断归毅停下脚步,微微低下头,从面具的眼缝里俯视着他。
他抬手捏了一道指诀,苏盛整个人就被一股看不见的力量拎了起来,双脚离地,后脑勺重重地撞在墙壁上。
他张大了嘴想喊,但喉咙像是被一只无形的手掐住了,只能发出咯咯的窒息声。
苏盛的眼泪鼻涕口水一起流下来,脸涨成了紫色,整个人在半空中剧烈地抽搐。
断归毅收回手,苏盛像一滩烂泥一样从墙上滑下来,摔在地上,昏了过去。
断归毅没有再多看他一眼,转身朝门外走去。
刚走出正堂的门,一阵汽车引擎的轰鸣声由远及近,两道雪亮的车灯从院墙的豁口处射进来,把他整个人照亮了。
一辆黑色的轿车停在院门外,引擎还没熄火,驾驶座的门就被猛地推开,苏晏从车上跌跌撞撞地冲下来。
她穿着一件家居的针织开衫,里面还是睡衣,脚上踩着一双运动鞋,鞋带都没来得及系,一看就是临时从家里冲出来的。
她手里死死攥着那枚铜币,铜币表面正在微微发光,投射出一片虚幻的画面——
画面的内容正是刚才正堂里发生的一切,从断归毅走进正堂到厉鬼在蓝焰中化为灰烬,一分不差,一秒不落。
她看到了全部。
苏晏冲到断归毅面前,胸口剧烈起伏着,嘴唇在发抖,眼眶红得像要渗出血来。
她看了一眼面前戴着青铜面具的男人,又看了一眼他身后正堂的门口,声音哑得几乎听不清:“是苏盛……是他……他一直跟我说他找不到工作让我帮帮他,我还给了他一笔钱,他竟然……”
她没有说完,因为她看到了正堂门内躺在地上的那个身影。
那只扭曲变形的手,那张熟悉的脸。
苏晏盯着苏盛看了很久,脸上的表情从愤怒变成悲哀,从悲哀变成疲惫,最后归于一种近乎麻木的平静。
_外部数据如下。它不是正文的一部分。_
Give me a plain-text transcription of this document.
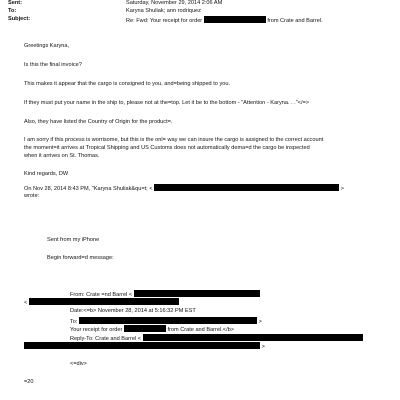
Sent:	Saturday, November 29, 2014 2:06 AM
To:	Karyna Shuliak; ann rodriquez
Subject:	Re: Fwd: Your receipt for order	from Crate and Barrel.
Greetings Karyna,
Is this the final invoice?
This makes it appear that the cargo is consigned to you, and=being shipped to you.
If they must put your name in the ship to, please not at the=top. Let it be to the bottom - "Attention - Karyna. . ."</=>
Also, they have listed the Country of Origin for the product=.
I am sorry if this process is worrisome, but this is the onl= way we can insure the cargo is assigned to the correct account
the moment=it arrives at Tropical Shipping and US Customs does not automatically dema=d the cargo be inspected
when it arrives on St. Thomas.
Kind regards, DW
On Nov 28, 2014 8:43 PM, "Karyna Shuliak&qu=t; <	>
wrote:
Sent from my iPhone
Begin forward=d message:
From: Crate =nd Barrel <
<
Date:<=b> November 28, 2014 at 5:16:32 PM EST
To:	>
Your receipt for order	from Crate and Barrel.</b>
Reply-To: Crate and Barrel <
>
<=div>
=20
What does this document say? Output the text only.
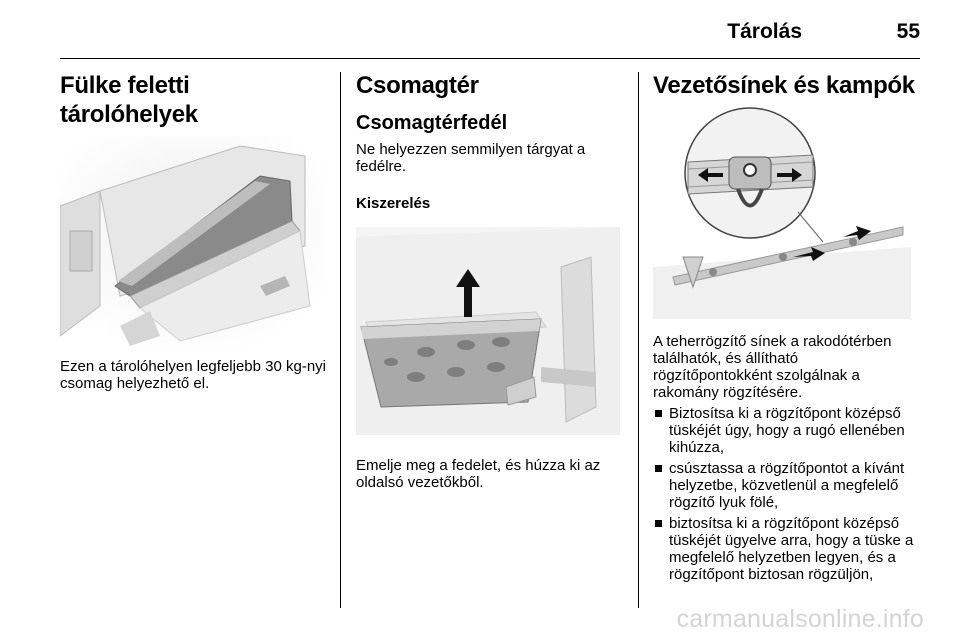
Tárolás	55
Fülke feletti tárolóhelyek

Ezen a tárolóhelyen legfeljebb 30 kg-nyi csomag helyezhető el.

Csomagtér
Csomagtérfedél

Ne helyezzen semmilyen tárgyat a fedélre.

Kiszerelés

Emelje meg a fedelet, és húzza ki az oldalsó vezetőkből.

Vezetősínek és kampók

A teherrögzítő sínek a rakodótérben találhatók, és állítható rögzítőpontokként szolgálnak a rakomány rögzítésére.

Biztosítsa ki a rögzítőpont középső tüskéjét úgy, hogy a rugó ellenében kihúzza,
csúsztassa a rögzítőpontot a kívánt helyzetbe, közvetlenül a megfelelő rögzítő lyuk fölé,
biztosítsa ki a rögzítőpont középső tüskéjét ügyelve arra, hogy a tüske a megfelelő helyzetben legyen, és a rögzítőpont biztosan rögzüljön,
carmanualsonline.info
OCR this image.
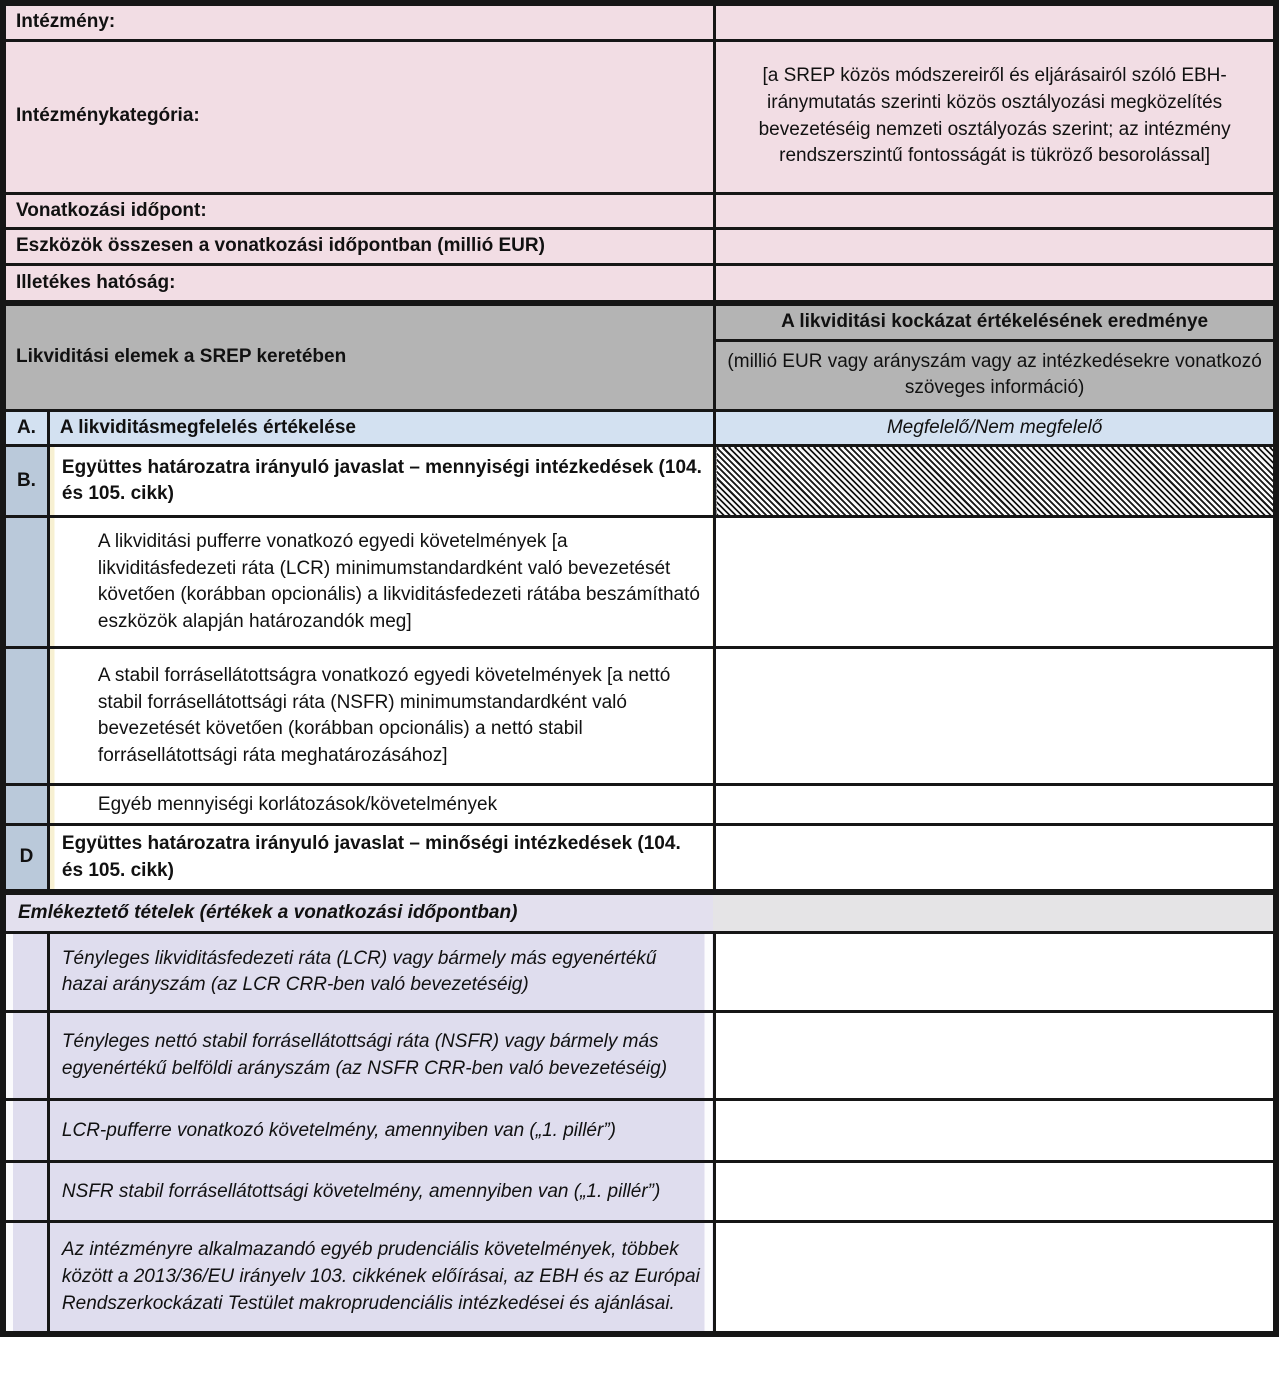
Intézmény:		
Intézménykategória:		[a SREP közös módszereiről és eljárásairól szóló EBH-iránymutatás szerinti közös osztályozási megközelítés bevezetéséig nemzeti osztályozás szerint; az intézmény rendszerszintű fontosságát is tükröző besorolással]
Vonatkozási időpont:		
Eszközök összesen a vonatkozási időpontban (millió EUR)		
Illetékes hatóság:		
Likviditási elemek a SREP keretében		A likviditási kockázat értékelésének eredménye
		(millió EUR vagy arányszám vagy az intézkedésekre vonatkozó szöveges információ)
A.	A likviditásmegfelelés értékelése	Megfelelő/Nem megfelelő
B.	Együttes határozatra irányuló javaslat – mennyiségi intézkedések (104. és 105. cikk)	
	A likviditási pufferre vonatkozó egyedi követelmények [a likviditásfedezeti ráta (LCR) minimumstandardként való bevezetését követően (korábban opcionális) a likviditásfedezeti rátába beszámítható eszközök alapján határozandók meg]	
	A stabil forrásellátottságra vonatkozó egyedi követelmények [a nettó stabil forrásellátottsági ráta (NSFR) minimumstandardként való bevezetését követően (korábban opcionális) a nettó stabil forrásellátottsági ráta meghatározásához]	
	Egyéb mennyiségi korlátozások/követelmények	
D	Együttes határozatra irányuló javaslat – minőségi intézkedések (104. és 105. cikk)	
Emlékeztető tételek (értékek a vonatkozási időpontban)		
	Tényleges likviditásfedezeti ráta (LCR) vagy bármely más egyenértékű hazai arányszám (az LCR CRR-ben való bevezetéséig)	
	Tényleges nettó stabil forrásellátottsági ráta (NSFR) vagy bármely más egyenértékű belföldi arányszám (az NSFR CRR-ben való bevezetéséig)	
	LCR-pufferre vonatkozó követelmény, amennyiben van („1. pillér”)	
	NSFR stabil forrásellátottsági követelmény, amennyiben van („1. pillér”)	
	Az intézményre alkalmazandó egyéb prudenciális követelmények, többek között a 2013/36/EU irányelv 103. cikkének előírásai, az EBH és az Európai Rendszerkockázati Testület makroprudenciális intézkedései és ajánlásai.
“钟诡楼,”她转过身,面对着断归毅,攥着铜币的手举到胸前,声音在抖,但她把每一个字都咬得很死,“你之前说,时候到了,我自然知道代价是什么。”
“现在到了吗?”
断归毅看着她。
月光下,这个女人的脸上全是泪痕和汗渍,头发乱糟糟地贴在脸颊上。
“还没有到……。”他说。
苏晏握紧铜币,指甲嵌进掌心的伤口里,疼得她浑身一激灵,但她没有松开。
她深吸一口气,用尽了全部的力气,把那句话从喉咙里推了出来——
“你要什么。”
青铜面具后面沉默了几秒。
夜风从荒草丛里穿过来,带着泥土和腐木的气味,吹动了他长衫的下摆。
“我要的不是什么稀罕东西。”断归毅的声音隔着一层青铜传出来,平直而清晰,像是山谷里的回音,“时间到了,你自然知晓……”
断归毅的身影消失在月光照不到的黑暗里,像是从来没有来过。
苏晏慢慢蹲下来,把脸埋进掌心里,肩膀剧烈地颤抖着。
掌心的铜币温温热,上面的树纹在月光下微微闪了一下,然后归于沉寂。
正堂里,昏迷的苏盛被一阵手机的震动声惊醒了一瞬。
那是苏晏的手机,屏幕亮着,110三个数字已经按好了,通话键还没有拨出去。
一个半小时后,警方赶到现场。
苏盛因涉嫌多起刑事犯罪被依法逮捕,警方在他的随身物品中发现了大量有关邪术的资料和购买记录。
苏晏站在祖宅院门外,看着苏盛被押上警车。
警灯的红蓝光在她脸上交替闪烁着,她的表情很平静,平静得不像一个刚刚知道害了她全家的凶手是她亲表哥的人。
她低头看了看掌心那枚铜币,把它攥紧了。
三天后,她的女儿醒了。
一周后,她的母亲不再说“她来了”。
一个月后,她的父亲拄着拐杖从医院走出来,回头看着住院大楼,说了一句“这地方的饭真难吃”。
苏晏的公司完成第三轮融资那天,她一个人开车去了青石沟。
祖宅已经被推平了,荒草被铲得干干净净,露出底下焦黄色的泥土。
她站在那片空地上,低头看自己的左手掌心,那道美工刀割开的伤口已经痊愈了,只留下一道很淡很淡的白痕。
而那枚铜币也化作了尘埃——
*
窗外的天色已经暗了下来,断家老宅的书房里点起了一盏暖黄的台灯,光晕拢在书桌周围,把满架的古籍和卷宗都镀上了一层柔和的旧色。